SMN Power Holding’s first yearly financials since its IPO in October 2011 indicate a notable increase in net profits, by 222.4 per cent y-o-y for FY’11 to RO3.8mn. Lower finance costs, better other income as well as lower taxes played a significant role in supporting the bottom line.

At the operational level, the company registered a slight decline in operating margins from 25.2 per cent in FY’10 to 23.48 per cent in FY’11. Operating profit stood at RO19.1mn in 2011 compared with RO 19.7mn for the previous year.

The Industrial index came second in the MSM with a 0.82 per cent weekly gain, supported by Al Anwar Ceramics Tiles, Voltamp Energy and cement

companies. The Financial index with a support from BankDhofar and National Bank of Oman increased 0.49 per cent to 6,335.62.

In the leasing sector, Muscat Finance’s initial FY’11 results indicate a healthy improvement in net profit margins – from 36 per cent in 2010 to 38.4 per cent in 2011 – backed by lower total expenses (including interest expense, selling, general and administrative expenses, depreciation, provisions and taxes) for the same year. The company registered a gross income of RO 9.3mn for 2011. Net profit stood at RO3.6mn, an increase of 6.3 per cent on year.

This performance supports our positive view on the sector. The company recommended a 20 per cent stock dividend for FY’11, subject to the approval of the Central Bank of Oman and shareholders of the company.

As last week had only four working days due to the Holy Prophet’s birthday, a weekly comparison of volumes and turnover would be inaccurate. However, foreign institutions were seen entering the market, net buying RO34,000 worth of shares. On the other hand, Omani institutions exited the market registering a net sale of RO1.1mn.

Quarterly net corporate earnings announced, till date, for the quarter ending December 2011, have increased 2.5 per cent q-o-q to approximately RO141mn against the previous quarter (on a like-to-like basis) supported mainly by Financial and Industrial sectors

The Industrial sector has posted the highest quarterly increase in net earnings till date amongst the sub-sectors – gaining 18.7 per cent q-o-q to around RO14.8mn owing to the strong quarterly performance of Oman Cables Co., Oman Refreshment, A’Saffa Foods and Oman Cement.

Also, in line with our view, the Financial sector posted healthy results and registered a 8.8 per cent q-o-q rise in net earnings till date (on a like-to-like basis) to around RO72mn for the quarter mainly on the back of better performances by insurance, leasing and holding companies.

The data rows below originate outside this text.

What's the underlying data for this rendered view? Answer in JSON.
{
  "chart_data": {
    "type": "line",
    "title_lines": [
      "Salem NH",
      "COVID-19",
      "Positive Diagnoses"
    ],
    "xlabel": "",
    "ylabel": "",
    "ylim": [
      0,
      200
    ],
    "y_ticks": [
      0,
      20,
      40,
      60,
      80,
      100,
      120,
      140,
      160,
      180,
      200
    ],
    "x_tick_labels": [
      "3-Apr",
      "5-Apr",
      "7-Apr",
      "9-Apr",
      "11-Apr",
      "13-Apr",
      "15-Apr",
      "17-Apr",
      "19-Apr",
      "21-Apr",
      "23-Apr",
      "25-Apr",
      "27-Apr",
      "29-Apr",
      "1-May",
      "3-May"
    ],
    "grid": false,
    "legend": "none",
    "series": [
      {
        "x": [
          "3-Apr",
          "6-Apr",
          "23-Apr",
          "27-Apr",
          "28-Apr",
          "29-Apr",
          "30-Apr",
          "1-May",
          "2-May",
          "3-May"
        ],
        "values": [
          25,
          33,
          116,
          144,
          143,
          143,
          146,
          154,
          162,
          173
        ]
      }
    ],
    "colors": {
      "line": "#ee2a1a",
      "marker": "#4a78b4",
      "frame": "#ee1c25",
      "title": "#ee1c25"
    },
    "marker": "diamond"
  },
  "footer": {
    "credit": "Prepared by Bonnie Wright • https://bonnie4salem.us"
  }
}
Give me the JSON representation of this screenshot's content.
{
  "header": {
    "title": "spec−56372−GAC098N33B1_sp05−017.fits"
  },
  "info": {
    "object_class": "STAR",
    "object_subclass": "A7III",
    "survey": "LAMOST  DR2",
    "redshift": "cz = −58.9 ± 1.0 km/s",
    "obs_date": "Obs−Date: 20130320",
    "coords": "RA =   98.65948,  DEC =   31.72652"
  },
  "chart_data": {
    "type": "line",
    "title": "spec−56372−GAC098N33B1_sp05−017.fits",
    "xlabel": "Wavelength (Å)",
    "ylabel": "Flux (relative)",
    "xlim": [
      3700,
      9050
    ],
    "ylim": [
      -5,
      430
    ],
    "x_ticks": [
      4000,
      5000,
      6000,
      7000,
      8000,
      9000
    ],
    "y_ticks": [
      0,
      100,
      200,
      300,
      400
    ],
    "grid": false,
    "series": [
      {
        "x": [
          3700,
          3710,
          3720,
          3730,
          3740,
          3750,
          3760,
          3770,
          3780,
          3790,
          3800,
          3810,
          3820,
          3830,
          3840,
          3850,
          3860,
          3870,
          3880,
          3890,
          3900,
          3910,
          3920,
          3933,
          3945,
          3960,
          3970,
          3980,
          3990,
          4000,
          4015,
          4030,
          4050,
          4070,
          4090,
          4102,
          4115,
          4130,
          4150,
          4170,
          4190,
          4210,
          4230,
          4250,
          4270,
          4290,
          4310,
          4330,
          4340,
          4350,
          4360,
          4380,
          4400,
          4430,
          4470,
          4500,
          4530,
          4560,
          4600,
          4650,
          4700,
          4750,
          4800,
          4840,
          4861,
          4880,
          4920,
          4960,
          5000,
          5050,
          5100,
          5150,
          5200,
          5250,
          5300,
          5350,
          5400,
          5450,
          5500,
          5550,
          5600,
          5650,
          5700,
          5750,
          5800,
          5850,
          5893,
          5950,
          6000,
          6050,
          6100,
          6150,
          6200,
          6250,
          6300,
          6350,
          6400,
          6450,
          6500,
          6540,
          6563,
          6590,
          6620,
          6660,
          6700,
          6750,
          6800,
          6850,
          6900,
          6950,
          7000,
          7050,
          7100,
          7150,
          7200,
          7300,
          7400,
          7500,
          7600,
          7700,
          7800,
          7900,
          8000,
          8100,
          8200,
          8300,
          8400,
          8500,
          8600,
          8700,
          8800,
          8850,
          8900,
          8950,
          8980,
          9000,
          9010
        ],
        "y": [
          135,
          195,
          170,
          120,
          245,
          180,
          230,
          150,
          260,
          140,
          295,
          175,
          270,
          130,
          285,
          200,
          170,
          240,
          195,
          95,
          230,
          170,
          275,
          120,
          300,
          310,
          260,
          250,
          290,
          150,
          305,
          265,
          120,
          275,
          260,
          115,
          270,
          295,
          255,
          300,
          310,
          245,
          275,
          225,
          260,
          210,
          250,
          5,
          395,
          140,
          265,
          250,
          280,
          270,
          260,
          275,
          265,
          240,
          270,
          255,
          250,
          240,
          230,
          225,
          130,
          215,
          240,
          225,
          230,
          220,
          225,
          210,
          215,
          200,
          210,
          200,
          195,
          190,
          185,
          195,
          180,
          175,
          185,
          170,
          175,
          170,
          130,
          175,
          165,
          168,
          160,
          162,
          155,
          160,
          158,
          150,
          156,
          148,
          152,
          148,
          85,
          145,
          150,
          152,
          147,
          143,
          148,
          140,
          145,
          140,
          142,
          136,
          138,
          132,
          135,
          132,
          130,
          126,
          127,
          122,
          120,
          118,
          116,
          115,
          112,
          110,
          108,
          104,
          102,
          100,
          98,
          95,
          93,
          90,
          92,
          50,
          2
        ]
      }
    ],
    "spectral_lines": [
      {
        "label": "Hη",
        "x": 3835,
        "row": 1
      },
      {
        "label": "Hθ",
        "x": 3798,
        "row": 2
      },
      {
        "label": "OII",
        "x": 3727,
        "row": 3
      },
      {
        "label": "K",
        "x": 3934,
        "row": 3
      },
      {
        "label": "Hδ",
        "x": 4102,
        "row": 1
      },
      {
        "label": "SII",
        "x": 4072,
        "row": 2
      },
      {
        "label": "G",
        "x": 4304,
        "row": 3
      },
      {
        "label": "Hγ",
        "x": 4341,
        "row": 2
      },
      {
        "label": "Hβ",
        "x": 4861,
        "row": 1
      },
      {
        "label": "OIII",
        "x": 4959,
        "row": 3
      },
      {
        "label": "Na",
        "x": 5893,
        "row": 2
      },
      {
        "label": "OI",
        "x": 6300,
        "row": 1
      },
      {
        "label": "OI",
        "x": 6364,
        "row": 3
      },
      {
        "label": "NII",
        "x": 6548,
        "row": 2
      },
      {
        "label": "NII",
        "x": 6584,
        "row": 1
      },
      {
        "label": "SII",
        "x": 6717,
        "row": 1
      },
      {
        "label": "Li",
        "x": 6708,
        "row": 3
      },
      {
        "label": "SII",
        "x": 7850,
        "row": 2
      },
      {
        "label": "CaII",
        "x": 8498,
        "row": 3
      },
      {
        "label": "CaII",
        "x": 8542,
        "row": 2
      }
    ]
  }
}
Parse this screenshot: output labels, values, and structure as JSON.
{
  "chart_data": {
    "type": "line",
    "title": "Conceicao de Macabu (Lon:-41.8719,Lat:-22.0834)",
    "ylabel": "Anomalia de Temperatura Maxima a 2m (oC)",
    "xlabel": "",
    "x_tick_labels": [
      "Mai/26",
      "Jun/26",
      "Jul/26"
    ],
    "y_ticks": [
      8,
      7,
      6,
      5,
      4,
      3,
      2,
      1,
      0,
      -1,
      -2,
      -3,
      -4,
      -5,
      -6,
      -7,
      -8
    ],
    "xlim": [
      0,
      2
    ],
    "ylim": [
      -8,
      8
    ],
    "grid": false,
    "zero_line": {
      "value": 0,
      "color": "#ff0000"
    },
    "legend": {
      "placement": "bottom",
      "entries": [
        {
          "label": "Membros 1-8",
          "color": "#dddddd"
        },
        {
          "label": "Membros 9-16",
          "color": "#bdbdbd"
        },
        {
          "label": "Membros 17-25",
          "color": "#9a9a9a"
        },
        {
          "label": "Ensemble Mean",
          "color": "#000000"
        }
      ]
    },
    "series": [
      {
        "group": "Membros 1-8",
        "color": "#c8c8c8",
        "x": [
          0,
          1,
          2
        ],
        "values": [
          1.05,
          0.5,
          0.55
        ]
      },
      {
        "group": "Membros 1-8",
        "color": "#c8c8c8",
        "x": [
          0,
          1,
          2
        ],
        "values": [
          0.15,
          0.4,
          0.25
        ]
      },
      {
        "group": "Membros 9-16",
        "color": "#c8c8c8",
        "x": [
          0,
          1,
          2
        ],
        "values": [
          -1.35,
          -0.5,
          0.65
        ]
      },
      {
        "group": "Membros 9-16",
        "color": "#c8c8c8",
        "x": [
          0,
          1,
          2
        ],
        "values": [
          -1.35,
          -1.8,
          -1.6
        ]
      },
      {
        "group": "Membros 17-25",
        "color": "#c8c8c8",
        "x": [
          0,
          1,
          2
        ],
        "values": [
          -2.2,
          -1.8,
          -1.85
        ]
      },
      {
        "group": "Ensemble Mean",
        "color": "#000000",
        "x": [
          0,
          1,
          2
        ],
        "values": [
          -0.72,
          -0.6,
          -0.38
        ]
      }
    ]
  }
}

Although Omantel’s results were positive and mitigated the negative impact of lower profits affected by Nawras, the Services sector net earnings, till date, declined 8.2 per cent q-o-q to around RO54mn for the same quarter affected by the moderate performance of oil marketing companies, Sohar Power, Port Services and Oman Holding International.

In a related issue, 23 companies have so far announced their dividends, including 15 companies with the announcement of cash dividends only. While two companies declared stock dividend and six companies announced both cash and stock dividends.

As per our database, the total announced cash dividend distribution for 2011 till date stood at RO119.3mn compared with RO107.4mn for the same companies for 2010, an annual increase of 11.1 per cent.

On another front, our database shows that since the beginning of 2012, total allotted CBO certificates of deposit was around RO1.48bn, compared to RO1.73bn in the same period of the year 2010, a decline of 14.16 per cent year-on-year.

Recommendation

As we know, banks have initiated procedures to increase their paid-up capital, either for the purpose of establishing Islamic windows or to support financing sources to improve their financial indicators.

We advice investors to take into consideration the prospective companies’ capital increase, especially the leading ones, and build their portfolios accordingly, and to monitor and carefully study board of directors and management reports for strategies and future plans.